Qantas pilots are a passionate bunch. We are passionate about our airline. We are passionate about its history. And we are passionate about its legacy and the role that we play in it.

We go to work every day with passenger safety foremost in our minds. It is our primary focus and the single issue that occupies our energy and passion. Safety before schedule is our mantra.

As we emerge from the pandemic, the operational challenges are significant. Many of the issues facing the industry have been well documented (and experienced by thousands of people), with long lines for security, delayed flights, mis-handled baggage, and lack of catering now an everyday occurrence.

Each of these individual issues can be part of a ‘normal’ day for pilots, but as travel demand grows, our crews are now facing them on every sector, across multiple sectors in a day, multiple days in a week, week after week. It is a unique challenge.

But despite these challenges and complexities, whilst on time performance might be closer to 60%, our pilots ensure that 100% of flights arrive safely.

There’s no doubt that the airline’s safety record is underpinned by the skill, professionalism, and experience of its pilots. We are hardworking, diligent, safety-minded professionals who value the training and experience developed over a lifetime of operating around Australia and the world.

As we strive to hold together the operation in the face of these challenges, it is frustrating and baffling to find our livelihoods and futures continuously threatened by a relentlessly aggressive industrial strategy. One that focuses on profit at the expense of so much else.

Qantas pilots are no longer regarded as assets, instead we are viewed as ‘cost centres’. With various Qantas pilot cohorts pitted against each other in an industrial take on the ‘Hunger Games’ premise.

In 2020, Qantas pilots were threatened that if they didn’t vote for the demanded working conditions for Project Sunrise (direct Australia-London and Australia-New York services), the flying would be outsourced to some other Qantas corporate entity with new pilots hired in.

This year, domestic pilots faced losing their jobs when the airline threatened to hire more than 700 new pilots to fly new Airbus A321XLRs for Project Winton to replace Boeing 737s by 2024 unless it secured ‘efficiencies.’
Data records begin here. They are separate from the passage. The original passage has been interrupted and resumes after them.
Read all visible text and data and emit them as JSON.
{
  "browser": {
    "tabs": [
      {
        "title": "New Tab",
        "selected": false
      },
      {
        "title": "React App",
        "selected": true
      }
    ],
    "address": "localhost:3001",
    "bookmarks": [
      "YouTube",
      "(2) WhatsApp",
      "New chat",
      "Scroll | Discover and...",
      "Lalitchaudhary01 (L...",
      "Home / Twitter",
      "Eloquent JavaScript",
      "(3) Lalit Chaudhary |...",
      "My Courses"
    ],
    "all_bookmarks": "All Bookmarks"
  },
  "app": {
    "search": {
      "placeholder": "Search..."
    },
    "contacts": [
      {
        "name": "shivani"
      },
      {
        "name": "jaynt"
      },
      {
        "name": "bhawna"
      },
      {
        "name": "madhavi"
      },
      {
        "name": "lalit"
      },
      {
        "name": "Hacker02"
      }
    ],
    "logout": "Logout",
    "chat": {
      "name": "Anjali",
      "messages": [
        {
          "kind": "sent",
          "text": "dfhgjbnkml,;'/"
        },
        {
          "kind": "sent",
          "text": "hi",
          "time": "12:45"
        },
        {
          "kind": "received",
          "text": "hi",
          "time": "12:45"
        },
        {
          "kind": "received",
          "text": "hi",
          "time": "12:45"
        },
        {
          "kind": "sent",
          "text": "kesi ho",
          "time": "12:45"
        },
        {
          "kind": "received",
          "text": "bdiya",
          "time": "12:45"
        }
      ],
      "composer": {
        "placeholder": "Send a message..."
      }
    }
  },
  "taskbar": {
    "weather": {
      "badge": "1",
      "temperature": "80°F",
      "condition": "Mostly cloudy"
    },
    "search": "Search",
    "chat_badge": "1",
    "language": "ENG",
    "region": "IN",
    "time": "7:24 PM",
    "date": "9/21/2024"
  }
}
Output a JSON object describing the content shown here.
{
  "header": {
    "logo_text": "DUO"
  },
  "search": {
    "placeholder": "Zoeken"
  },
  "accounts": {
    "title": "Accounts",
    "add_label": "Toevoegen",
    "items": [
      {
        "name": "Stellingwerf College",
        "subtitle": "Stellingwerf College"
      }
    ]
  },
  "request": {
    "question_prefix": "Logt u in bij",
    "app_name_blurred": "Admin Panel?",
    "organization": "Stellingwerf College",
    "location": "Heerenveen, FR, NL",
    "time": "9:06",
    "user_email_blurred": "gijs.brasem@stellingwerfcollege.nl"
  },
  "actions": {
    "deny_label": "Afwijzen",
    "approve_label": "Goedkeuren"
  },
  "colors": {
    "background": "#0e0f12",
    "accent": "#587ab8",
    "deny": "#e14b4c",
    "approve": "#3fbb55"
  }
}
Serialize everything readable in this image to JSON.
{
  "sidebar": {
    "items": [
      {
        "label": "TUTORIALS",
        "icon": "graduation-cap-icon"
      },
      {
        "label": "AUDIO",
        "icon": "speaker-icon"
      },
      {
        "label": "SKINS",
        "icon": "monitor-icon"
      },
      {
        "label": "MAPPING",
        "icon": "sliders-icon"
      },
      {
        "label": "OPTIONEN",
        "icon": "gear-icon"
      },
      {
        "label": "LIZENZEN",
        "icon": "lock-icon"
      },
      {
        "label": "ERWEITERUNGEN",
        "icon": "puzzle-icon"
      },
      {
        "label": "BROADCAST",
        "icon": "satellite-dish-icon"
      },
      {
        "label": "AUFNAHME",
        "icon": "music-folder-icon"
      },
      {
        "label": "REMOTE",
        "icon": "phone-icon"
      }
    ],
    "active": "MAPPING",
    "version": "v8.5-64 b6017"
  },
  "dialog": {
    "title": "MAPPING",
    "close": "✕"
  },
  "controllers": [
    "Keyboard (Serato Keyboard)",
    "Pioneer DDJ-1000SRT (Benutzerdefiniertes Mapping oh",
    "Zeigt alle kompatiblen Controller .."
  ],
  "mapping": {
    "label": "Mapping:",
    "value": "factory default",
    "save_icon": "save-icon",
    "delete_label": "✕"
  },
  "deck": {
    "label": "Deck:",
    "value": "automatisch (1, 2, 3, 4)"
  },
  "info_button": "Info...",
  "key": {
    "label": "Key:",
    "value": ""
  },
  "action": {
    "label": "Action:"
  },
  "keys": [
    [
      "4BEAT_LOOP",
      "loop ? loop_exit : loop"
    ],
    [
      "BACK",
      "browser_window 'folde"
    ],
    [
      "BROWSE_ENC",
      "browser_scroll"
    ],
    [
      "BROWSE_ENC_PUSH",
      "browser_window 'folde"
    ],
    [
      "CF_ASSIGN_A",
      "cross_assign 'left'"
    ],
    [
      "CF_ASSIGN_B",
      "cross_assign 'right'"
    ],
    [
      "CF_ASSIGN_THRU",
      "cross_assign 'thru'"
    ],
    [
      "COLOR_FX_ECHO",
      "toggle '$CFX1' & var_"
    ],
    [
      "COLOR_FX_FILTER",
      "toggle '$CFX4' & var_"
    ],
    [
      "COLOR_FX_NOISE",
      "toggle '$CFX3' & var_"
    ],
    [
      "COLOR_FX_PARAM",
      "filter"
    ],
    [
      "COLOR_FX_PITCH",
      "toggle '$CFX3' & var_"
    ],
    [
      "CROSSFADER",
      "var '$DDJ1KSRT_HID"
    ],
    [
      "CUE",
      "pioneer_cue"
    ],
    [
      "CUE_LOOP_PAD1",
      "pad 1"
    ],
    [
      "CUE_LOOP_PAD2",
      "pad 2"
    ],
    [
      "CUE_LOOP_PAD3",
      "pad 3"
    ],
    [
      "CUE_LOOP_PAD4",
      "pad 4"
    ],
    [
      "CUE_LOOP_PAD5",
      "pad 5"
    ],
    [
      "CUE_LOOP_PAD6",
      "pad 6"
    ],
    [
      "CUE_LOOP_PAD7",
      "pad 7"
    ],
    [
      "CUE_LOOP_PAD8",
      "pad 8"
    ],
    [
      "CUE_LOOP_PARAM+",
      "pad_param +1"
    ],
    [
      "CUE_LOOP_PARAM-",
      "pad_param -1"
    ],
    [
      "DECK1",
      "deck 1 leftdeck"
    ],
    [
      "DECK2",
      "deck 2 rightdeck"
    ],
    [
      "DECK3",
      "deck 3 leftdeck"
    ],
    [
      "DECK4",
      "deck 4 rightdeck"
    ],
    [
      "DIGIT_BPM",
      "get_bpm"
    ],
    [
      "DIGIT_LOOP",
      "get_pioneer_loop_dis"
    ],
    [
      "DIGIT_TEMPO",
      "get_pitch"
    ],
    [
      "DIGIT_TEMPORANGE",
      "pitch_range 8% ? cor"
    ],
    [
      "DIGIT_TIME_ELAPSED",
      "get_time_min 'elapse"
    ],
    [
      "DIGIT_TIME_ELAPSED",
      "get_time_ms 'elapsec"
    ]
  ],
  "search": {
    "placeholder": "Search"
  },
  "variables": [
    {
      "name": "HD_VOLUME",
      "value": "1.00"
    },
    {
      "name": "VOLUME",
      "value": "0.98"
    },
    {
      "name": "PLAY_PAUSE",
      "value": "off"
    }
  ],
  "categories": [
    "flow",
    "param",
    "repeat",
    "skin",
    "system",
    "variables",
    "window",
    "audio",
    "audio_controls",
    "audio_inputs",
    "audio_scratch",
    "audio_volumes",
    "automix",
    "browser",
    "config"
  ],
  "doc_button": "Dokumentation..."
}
We go to work every day, putting passenger safety first. Whilst at the same time our employer is prepared to hold a metaphorical gun to our heads over working conditions. It threatens to outsource pilot jobs to the lowest bidder, threatens livelihoods and careers. Careers borne of hard-won experience and dedication. Expertise committed to keeping the Australian travelling public safe.

Qantas pilots love our airline and we love what it stands for. We are proud to be a part of the Spirit of Australia. Yet how Qantas treats its workforce when it comes to industrial relations is in marked contrast to the emotions of the “Spirit of Australia” and “I Still Call Australia Home”.

We want to work with Qantas to overcome the airline’s current challenges and ensure that the safety margins that Qantas pilots are renowned for are maintained.

It should be of concern to the travelling public that instead of treating pilots as well-trained and capable assets to be valued, Qantas is hell bent on continuing to cut costs and seeking to auction pilot jobs off to the lowest bidder. But there seems little appetite for a change of attitude towards its employees under the airline’s current leadership.

Fortunately, our professionalism and desire for operational excellence will never waver. That is our commitment to you.